I also think that both the supply and demand conditions for the sorts of democratic collective action that PD calls for are increasingly favorable.
On the supply side, technology, of course, can help. Our abilities to confer across distances, and to coordinate, monitor and precisely measure the performance of virtually any inanimate thing, are light-years better and cheaper than they were a generation ago. But more concretely, we are already acquiring the sorts of skills and experience that PD demands. Millions of workers participate daily in multidisciplinary problem-solving teams. Many governments are already breaking down bureaucratic silos, experimenting and measuring progress in policy, and inviting the public to help. New forms of direct citizen engagement in policy are sprouting up all over. The “share” economy of peer-to-peer production and a collaborative commons is exploding. What PD imagines is in the adjacent possible, not the remote.
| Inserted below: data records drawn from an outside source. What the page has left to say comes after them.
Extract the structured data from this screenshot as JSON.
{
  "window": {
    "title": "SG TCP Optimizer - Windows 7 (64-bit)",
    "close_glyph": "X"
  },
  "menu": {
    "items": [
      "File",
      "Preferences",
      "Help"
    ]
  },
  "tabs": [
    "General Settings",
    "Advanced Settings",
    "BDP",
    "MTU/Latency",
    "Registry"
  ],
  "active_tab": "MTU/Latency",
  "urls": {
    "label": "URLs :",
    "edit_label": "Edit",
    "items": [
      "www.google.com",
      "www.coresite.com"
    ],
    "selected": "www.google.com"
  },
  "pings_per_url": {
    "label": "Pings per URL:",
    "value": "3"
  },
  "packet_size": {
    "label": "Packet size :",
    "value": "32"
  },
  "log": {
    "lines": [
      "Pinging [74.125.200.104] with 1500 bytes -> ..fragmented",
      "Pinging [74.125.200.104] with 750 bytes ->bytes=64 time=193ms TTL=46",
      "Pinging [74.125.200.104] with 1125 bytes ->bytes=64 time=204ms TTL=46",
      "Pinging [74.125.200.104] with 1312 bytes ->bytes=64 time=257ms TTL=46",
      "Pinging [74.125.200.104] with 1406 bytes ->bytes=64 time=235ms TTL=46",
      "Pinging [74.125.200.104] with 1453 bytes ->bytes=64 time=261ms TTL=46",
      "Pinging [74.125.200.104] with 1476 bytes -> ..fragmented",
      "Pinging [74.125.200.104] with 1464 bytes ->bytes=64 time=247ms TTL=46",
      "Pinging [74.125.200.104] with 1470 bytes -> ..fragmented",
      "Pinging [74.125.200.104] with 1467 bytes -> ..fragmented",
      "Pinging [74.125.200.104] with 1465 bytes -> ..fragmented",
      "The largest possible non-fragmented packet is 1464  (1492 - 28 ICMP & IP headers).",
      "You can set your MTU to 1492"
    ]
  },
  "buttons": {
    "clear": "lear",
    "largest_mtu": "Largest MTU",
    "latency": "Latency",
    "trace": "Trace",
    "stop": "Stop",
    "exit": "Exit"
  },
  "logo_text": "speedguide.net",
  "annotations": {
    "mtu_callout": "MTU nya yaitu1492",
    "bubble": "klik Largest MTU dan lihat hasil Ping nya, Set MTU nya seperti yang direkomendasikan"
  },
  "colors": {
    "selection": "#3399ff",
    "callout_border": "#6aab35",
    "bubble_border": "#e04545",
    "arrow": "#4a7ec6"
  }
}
On the demand side, most of the world is moving to cities, so there’s a real need to get those better organized. Climate change is upon us and will require vast amounts of investment and action not possibly supplied by markets. Yet making our cities safer and greener, as well as more just and more resilient, can’t be engineered from any central capital. Both require the local knowledge and commitment of the people actually living there.
Finally (and this goes to the question of “base”), nothing I’ve argued for here is remote from humanity’s evident desire. All around the world—a world in which the United States has far less limiting power than in the recent past—billions of people are repelled by the effects of predatory capitalism and would grab at a plausible democratic alternative. For most people, the choice between further degradation and a plausible route to greater security and freedom is an easy one. I think productive democracy offers people that choice. Progressives should put it before them.